9)) L’auteur anonyme absolu
J’ai déjà parlé à propos de Gustave Lerouge, de l’existence de textes publiés sans nom d’auteur, textes qui n’ont pas été retrouvés, mais existent peut-être. Derrière la figure de Gustave Lerouge, il y en a une autre, celle que j’appellerais « l’Auteur anonyme absolu », celui qui se manifeste par tout le monde. La poésie est faite par l’ensemble même de la population. Cendrars rêve bien sûr d’être identifié à cet anonymat général. Il rêve d’écrire le texte même fondateur de la civilisation et de la transformation de celle-ci. On trouve cela en particulier dans un rêve de texte qui s’appelle « Notre pain quotidien ». C’est à l’intérieur de la propriété fantastique dans la banlieue parisienne :
« J’étais chez Paquita, dans le château que Paquita avait acheté et restauré pour l’offrir à son mari, 997 hectares clos de murs, en pleine banlieue, entre les berges de la Seine et de la Marne, le parc de la Belle au bois dormant, percé d’allées centenaires et rectilignes, un terrain mouvementé à souhait avec des fonds, des vallons, des belvédères, des étangs, des cascades, des moulins, des fontaines, des terrasses avec des jets d’eau, un jardin à la française, un lac artificiel et, au milieu du lac, dans une île également artificielle et sur un rocher truqué, le château d plus beau Louis XV baroque, avec ses ponts-levis, ses élégantes passerelles en filigrane, ses balcons renflés, ses triples fenêtres en dentelles, ses tourelles ajourées, son escalier à double circonvolution rococo, sa gondole d’or et d’ébène qui menait à la grille d’honneur, sa flottille de cygnes blancs et noirs, ses armoiries répétées à foison, ses grottes : architecture, ferronnerie d’art, lanternes, balustres, toitures polychromes, jardins, statues, le tout, avec la géométrie es vitres et du carrelage et l’immensité du ciel, renversé dans le grand miroir d’eau, voilà ce que Paquita avait réussi à fourrer dans la corbeille de son mariage pour le rendre à son mari... »

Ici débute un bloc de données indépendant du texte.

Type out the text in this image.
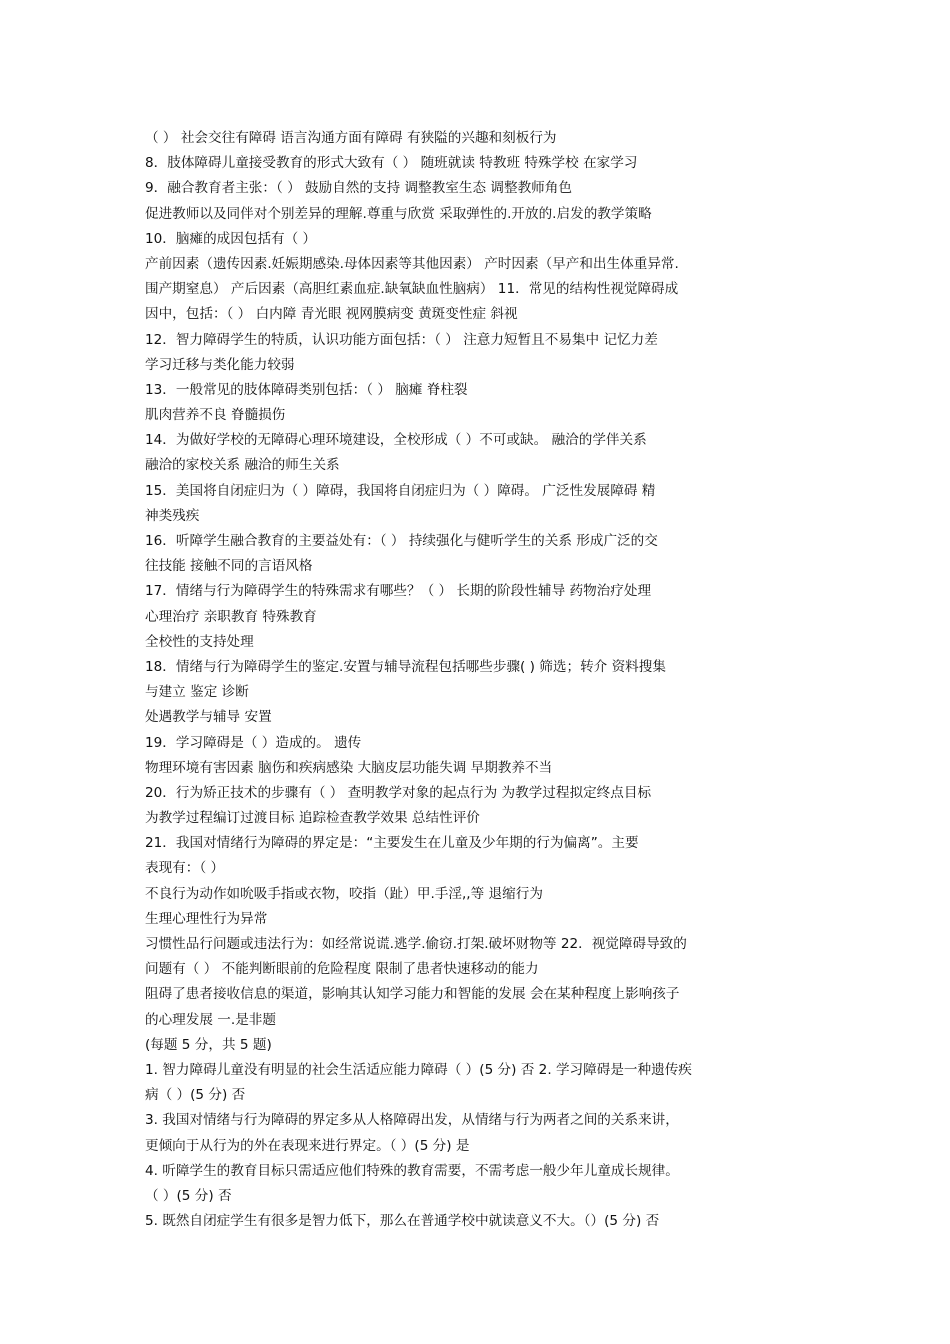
（ ） 社会交往有障碍 语言沟通方面有障碍 有狭隘的兴趣和刻板行为
8．肢体障碍儿童接受教育的形式大致有（ ） 随班就读 特教班 特殊学校 在家学习
9．融合教育者主张：（ ） 鼓励自然的支持 调整教室生态 调整教师角色
促进教师以及同伴对个别差异的理解.尊重与欣赏 采取弹性的.开放的.启发的教学策略
10．脑瘫的成因包括有（ ）
产前因素（遗传因素.妊娠期感染.母体因素等其他因素） 产时因素（早产和出生体重异常.
围产期窒息） 产后因素（高胆红素血症.缺氧缺血性脑病） 11．常见的结构性视觉障碍成
因中，包括：（ ） 白内障 青光眼 视网膜病变 黄斑变性症 斜视
12．智力障碍学生的特质，认识功能方面包括：（ ） 注意力短暂且不易集中 记忆力差
学习迁移与类化能力较弱
13．一般常见的肢体障碍类别包括：（ ） 脑瘫 脊柱裂
肌肉营养不良 脊髓损伤
14．为做好学校的无障碍心理环境建设，全校形成（ ）不可或缺。 融洽的学伴关系
融洽的家校关系 融洽的师生关系
15．美国将自闭症归为（ ）障碍，我国将自闭症归为（ ）障碍。 广泛性发展障碍 精
神类残疾
16．听障学生融合教育的主要益处有：（ ） 持续强化与健听学生的关系 形成广泛的交
往技能 接触不同的言语风格
17．情绪与行为障碍学生的特殊需求有哪些？（ ） 长期的阶段性辅导 药物治疗处理
心理治疗 亲职教育 特殊教育
全校性的支持处理
18．情绪与行为障碍学生的鉴定.安置与辅导流程包括哪些步骤( ) 筛选；转介 资料搜集
与建立 鉴定 诊断
处遇教学与辅导 安置
19．学习障碍是（ ）造成的。 遗传
物理环境有害因素 脑伤和疾病感染 大脑皮层功能失调 早期教养不当
20．行为矫正技术的步骤有（ ） 查明教学对象的起点行为 为教学过程拟定终点目标
为教学过程编订过渡目标 追踪检查教学效果 总结性评价
21．我国对情绪行为障碍的界定是：“主要发生在儿童及少年期的行为偏离”。主要
表现有：（ ）
不良行为动作如吮吸手指或衣物，咬指（趾）甲.手淫,,等 退缩行为
生理心理性行为异常
习惯性品行问题或违法行为：如经常说谎.逃学.偷窃.打架.破坏财物等 22．视觉障碍导致的
问题有（ ） 不能判断眼前的危险程度 限制了患者快速移动的能力
阻碍了患者接收信息的渠道，影响其认知学习能力和智能的发展 会在某种程度上影响孩子
的心理发展 一.是非题
(每题 5 分，共 5 题)
1. 智力障碍儿童没有明显的社会生活适应能力障碍（ ）(5 分) 否 2. 学习障碍是一种遗传疾
病（ ）(5 分) 否
3. 我国对情绪与行为障碍的界定多从人格障碍出发，从情绪与行为两者之间的关系来讲，
更倾向于从行为的外在表现来进行界定。（ ）(5 分) 是
4. 听障学生的教育目标只需适应他们特殊的教育需要，不需考虑一般少年儿童成长规律。
（ ）(5 分) 否
5. 既然自闭症学生有很多是智力低下，那么在普通学校中就读意义不大。（）(5 分) 否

Il est inutile de chercher trop exactement où se trouve la propriété de Paquita, la Mexicaine. À l’intérieur de cet ensemble, il y a un lieu fait spécialement pour Cendrars, et qui s’appelle « la Cornue ». C’est là qu’il doit écrire en principe un livre, un roman extraordinaire :
« ...parce que, durant ce premier séjour dans son château féerique, j’ai redécouvert Paris par la misère de sa banlieue et que je me suis mis à écrire (et durant dix ans je devais revenir bien régulièrement pour passer trois, quatre moi à écrire dans ce château) « notre Pain quotidien », chronique romancée de la société parisienne, comment on vivait à Paris pour se procurer de l’argent et paraître durant l’entre-deux-guerres, la lutte pour la vie politique, vanité, jouissance, jazz, et krach, dix volumes que je n’ai pas signés et dont j’ai déposé anonymement les manuscrits dans les coffres de différents pays de l’Amérique du Sud au fur et à mesure que je les écrivais et voyageais, manuscrits que l’on trouvera un jour si le cataclysme qui ébranle le monde aujourd’hui s’arrête à temps, et que l’on publiera alors avec surprise, ou que l’on ne publiera alors pas, ce dont je me fiche pas mal puisque je serai mort et enterré depuis longtemps quand on ouvrira, de par la loi, ces coffres-forts dont j’ai jeté les clefs en haute mer. (Ce qui m’amusait de mon vivant, moi, que l’on taxe à Pari de poète exotique, c’était justement d’écrire cette chronique de Paris, et de porter cruel témoignage sur les choses et les gens, - c’est pourquoi j’ai essayé de mettre non pas la chance sur mon nom, mais d côté de mon écrit et d’en assurer la durée... MATÉRIELLE, la seule immortalité possible pour un écrit de ce genre. Rimbaud s’est tu. Socrate, cet homme de lettres, n’a jamais écrit. Ni Jésus, le poète du surréel. Je voudrais rester l’Anonyme) »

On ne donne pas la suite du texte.